The press has recently been discussing what appears to be a resignation crisis that we’re facing globally. After all, there are four million people who quit their jobs in April in the U.S., a 20-year high. There were a record 10 million job vacancies in June. A Microsoft study indicated that 41 percent of the global workforce are considering resigning within one year, and a Fast Company article suggested that number may be as high as 55 percent.
The implications of the resignation crisis are especially dire for professional services firms. I’m thinking of management consultancies and law firms who have a partnership model in particular. Initially, the partnership model only worked if graduates knew they were on an 8-12 year journey to make partner, but what if those graduates don’t care about making partner anymore?

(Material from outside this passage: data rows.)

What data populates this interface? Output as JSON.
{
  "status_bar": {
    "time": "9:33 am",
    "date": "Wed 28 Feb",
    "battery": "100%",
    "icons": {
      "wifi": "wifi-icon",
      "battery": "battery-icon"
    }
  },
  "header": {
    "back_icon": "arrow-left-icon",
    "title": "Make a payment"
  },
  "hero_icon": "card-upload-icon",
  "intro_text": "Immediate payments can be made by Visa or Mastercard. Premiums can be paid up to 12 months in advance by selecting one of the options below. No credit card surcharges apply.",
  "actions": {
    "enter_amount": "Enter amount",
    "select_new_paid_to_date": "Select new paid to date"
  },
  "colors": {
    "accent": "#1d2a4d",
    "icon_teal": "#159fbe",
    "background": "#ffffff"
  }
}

This is a potential existential crisis if that young talent is considering leaving every two to five years, which research for my book, Next Generation Leadership, has shown. I talk to firms all the time who are seriously questioning their philosophy of work and the architecture of how they are composed. We have to reconsider the models in our organisations, particularly in partnership models, and think about how can we still imbue people with purpose and values so that they will stay a little bit longer, but also create those organisational designs that are not necessarily ‘up or out’. That must involve working on purpose and legacy, particularly with senior partners, those in the last trimester of their careers, who might otherwise be thinking, ‘Well, there’s very little else that you can teach me.’
I would want to get this stakeholder group together ask them to think about the type of firm that they wish to leave for their successors. How might it be possible to have more fluid movement in and out of the firm? In that way, top talent might include those who are en route to becoming partners, or might become future clients, or might become suppliers or partners, or might ultimately want to work with you on a contractor basis. After all, over sixty percent of the world’s work is now organised according to projects.
Top talent might even want to return as senior executives later on in your company’s life. In other words, you might get two, three bites of the cherry from that same person who might come in and out of your organisation with greater dexterity that most companies currently would tolerate. It really involves rethinking how you work, but I do think that it is necessary to have that conversation now.